Leuven, Belgium-United Kingdom’s National Institute for Health and Care Excellence (NICE) has provisionally recommended ocriplasmin (Jetrea, ThromboGenics NV) for reimbursement within the National Health Service (NHS).
The NICE Appraisal Consultation Document (ACD) initially recommended ocriplasmin as an option for treating vitreomacular traction (VMT) in adults, including when associated with a macular hole of ≤ 400 µm, when patients have severe symptoms and an epiretinal membrane is not present.
Ocriplasmin is the first pharmacologic treatment for patients diagnosed with VMT and a macular hole diameter of ≤400 µm and was approved in the European Union in March 2013. The drug was launched in the U.K., the first market in Europe, in April.

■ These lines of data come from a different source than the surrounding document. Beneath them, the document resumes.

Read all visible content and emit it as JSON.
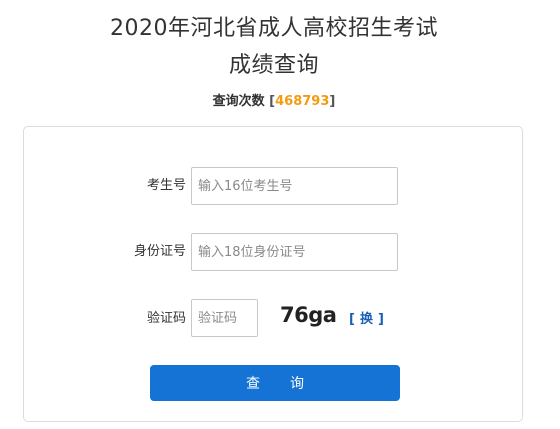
{
  "header": {
    "title_line1": "2020年河北省成人高校招生考试",
    "title_line2": "成绩查询"
  },
  "query_count": {
    "label": "查询次数",
    "open_bracket": "[",
    "value": "468793",
    "close_bracket": "]",
    "value_color": "#f39c12"
  },
  "form": {
    "exam_number": {
      "label": "考生号",
      "value": "",
      "placeholder": "输入16位考生号"
    },
    "id_number": {
      "label": "身份证号",
      "value": "",
      "placeholder": "输入18位身份证号"
    },
    "captcha": {
      "label": "验证码",
      "value": "",
      "placeholder": "验证码",
      "image_text": "76ga",
      "refresh_open": "[",
      "refresh_label": "换",
      "refresh_close": "]"
    },
    "submit_label": "查询",
    "accent_color": "#1473d4"
  }
}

The NICE appraisal committee considers evidence submitted by the manufacturer and makes a judgment on whether or not the technology should be recommended as a clinically and cost-effective use of NHS resources, or whether it should only be recommended for specific subgroups of patients. NICE then invites comments on the ACD. The committee finalizes its recommendations and submits them to NICE in the form of a Final Appraisal Determination (FAD). The final NICE guidance on Jetrea is expected in the third quarter of 2013.

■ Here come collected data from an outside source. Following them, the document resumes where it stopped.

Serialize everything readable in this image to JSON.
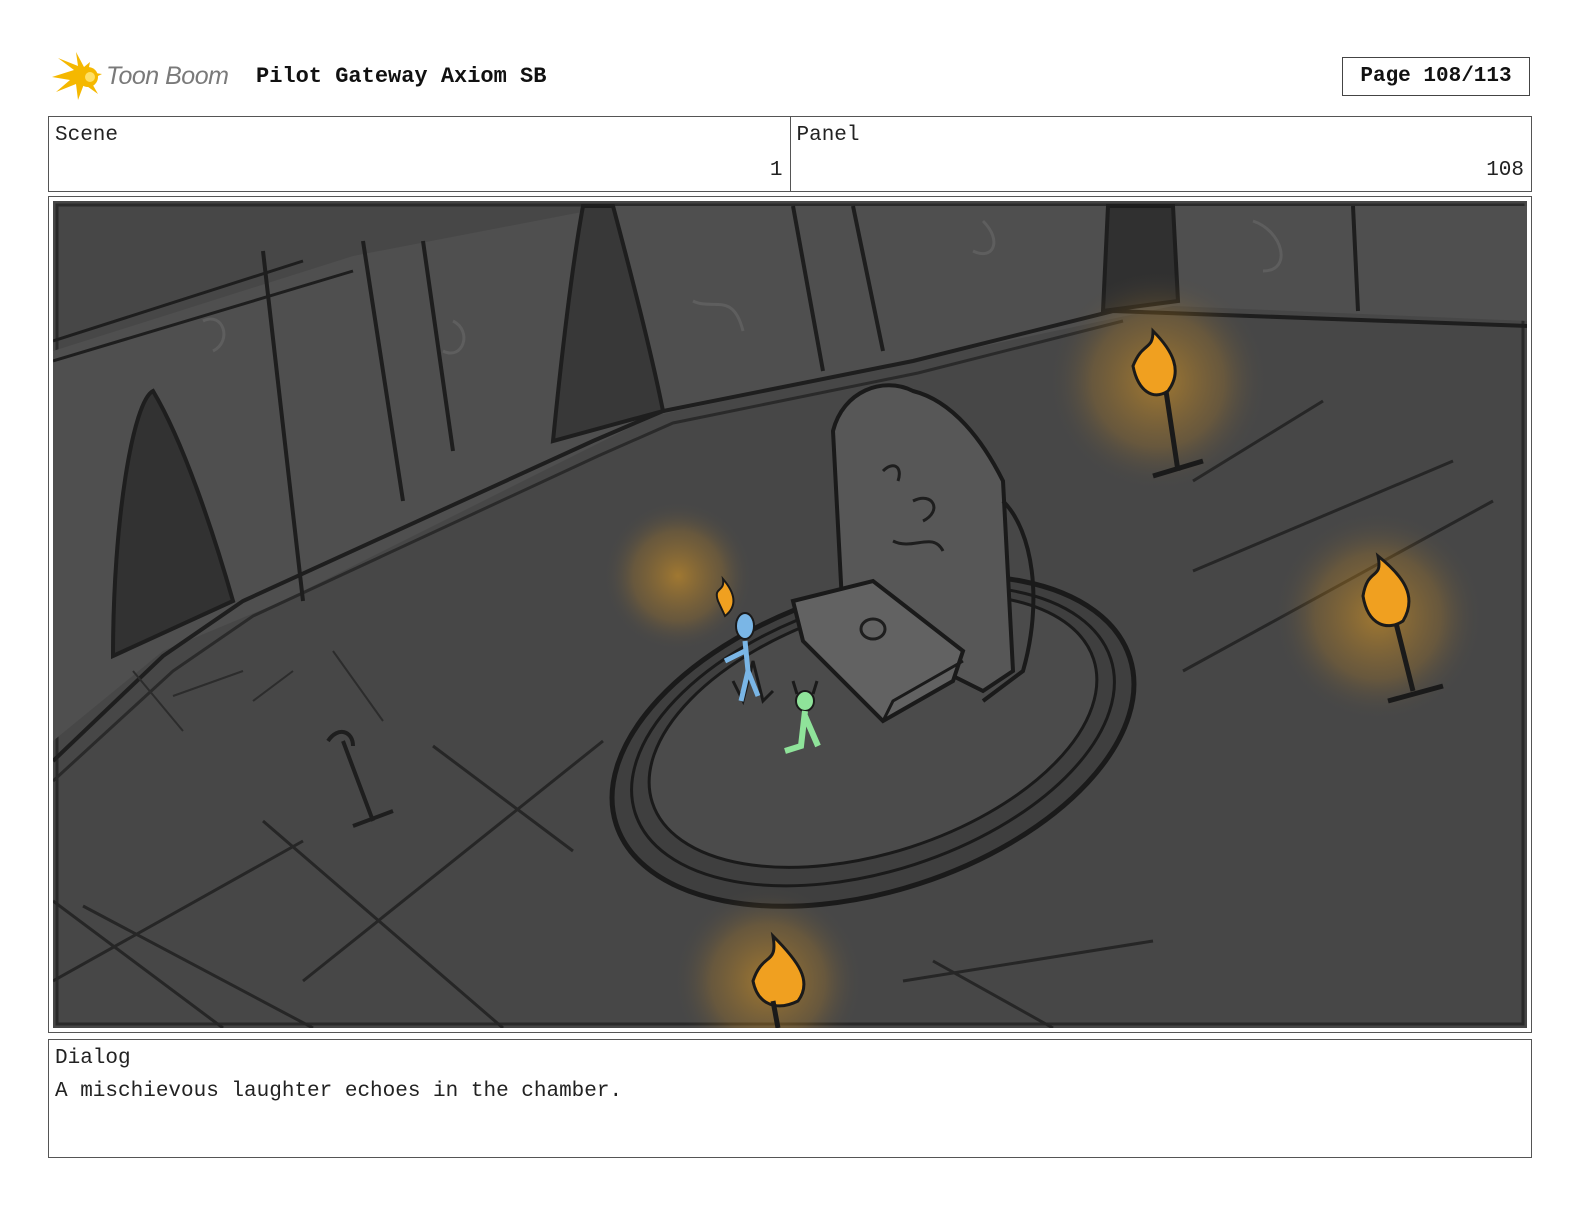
{
  "header": {
    "brand": "Toon Boom",
    "project_title": "Pilot Gateway Axiom SB",
    "page_label": "Page 108/113"
  },
  "scene": {
    "label": "Scene",
    "value": "1"
  },
  "panel": {
    "label": "Panel",
    "value": "108"
  },
  "dialog": {
    "label": "Dialog",
    "text": "A mischievous laughter echoes in the chamber."
  },
  "colors": {
    "panel_background": "#474747",
    "torch_glow": "#e9a020",
    "character_blue": "#7ab6e6",
    "character_green": "#8fe39a",
    "logo_accent": "#f5b800"
  }
}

“We are delighted by the preliminary NICE recommendation for Jetrea,” said Patrik De Haes, MD, chief executive officer of ThromboGenics. “We particularly welcome NICE’s endorsement that [ocriplasmin] is a cost-effective use of finite NHS resources, and represents good value for money in the patients in whom it is recommended.”

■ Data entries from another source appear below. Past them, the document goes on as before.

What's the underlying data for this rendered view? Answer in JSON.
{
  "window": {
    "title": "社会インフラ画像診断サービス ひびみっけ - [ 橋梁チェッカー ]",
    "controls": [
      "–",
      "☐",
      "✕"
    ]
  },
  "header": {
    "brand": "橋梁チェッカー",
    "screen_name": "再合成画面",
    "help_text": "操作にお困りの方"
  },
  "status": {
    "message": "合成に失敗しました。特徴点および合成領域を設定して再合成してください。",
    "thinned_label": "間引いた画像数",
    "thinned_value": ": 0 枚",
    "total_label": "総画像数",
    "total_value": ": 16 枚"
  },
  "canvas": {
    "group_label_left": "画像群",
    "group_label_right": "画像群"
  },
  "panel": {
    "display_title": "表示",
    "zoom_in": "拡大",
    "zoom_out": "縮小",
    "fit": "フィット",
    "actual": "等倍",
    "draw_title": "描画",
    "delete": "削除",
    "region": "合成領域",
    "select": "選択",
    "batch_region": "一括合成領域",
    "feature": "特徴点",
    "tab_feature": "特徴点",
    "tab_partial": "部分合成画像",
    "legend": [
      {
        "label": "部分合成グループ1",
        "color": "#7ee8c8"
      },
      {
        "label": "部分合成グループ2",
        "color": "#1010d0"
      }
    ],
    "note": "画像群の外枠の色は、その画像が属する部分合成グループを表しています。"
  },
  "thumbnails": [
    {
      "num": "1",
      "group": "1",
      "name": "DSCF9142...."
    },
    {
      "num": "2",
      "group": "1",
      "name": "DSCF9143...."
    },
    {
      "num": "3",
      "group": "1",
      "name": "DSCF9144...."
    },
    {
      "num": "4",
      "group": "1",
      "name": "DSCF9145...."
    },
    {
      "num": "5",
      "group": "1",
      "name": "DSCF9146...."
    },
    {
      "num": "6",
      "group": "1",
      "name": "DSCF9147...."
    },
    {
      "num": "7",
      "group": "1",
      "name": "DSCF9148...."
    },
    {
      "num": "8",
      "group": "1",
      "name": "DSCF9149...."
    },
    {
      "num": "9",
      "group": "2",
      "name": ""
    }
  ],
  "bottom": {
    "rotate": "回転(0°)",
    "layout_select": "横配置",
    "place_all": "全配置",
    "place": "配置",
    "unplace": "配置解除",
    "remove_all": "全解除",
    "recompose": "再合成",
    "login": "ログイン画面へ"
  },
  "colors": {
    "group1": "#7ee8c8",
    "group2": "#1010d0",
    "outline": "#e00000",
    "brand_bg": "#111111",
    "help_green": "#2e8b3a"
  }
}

“People affected by VMT and macular hole can suffer significant vision distortion that can make it difficult for them to read, watch TV, and drive,” added Tim Jackson, consultant retinal surgeon at King's College Hospital. “For suitable patients, it offers a simple treatment that may avoid the need for eye surgery, and means patients unsuited to surgery can now be treated, often before their condition deteriorates.”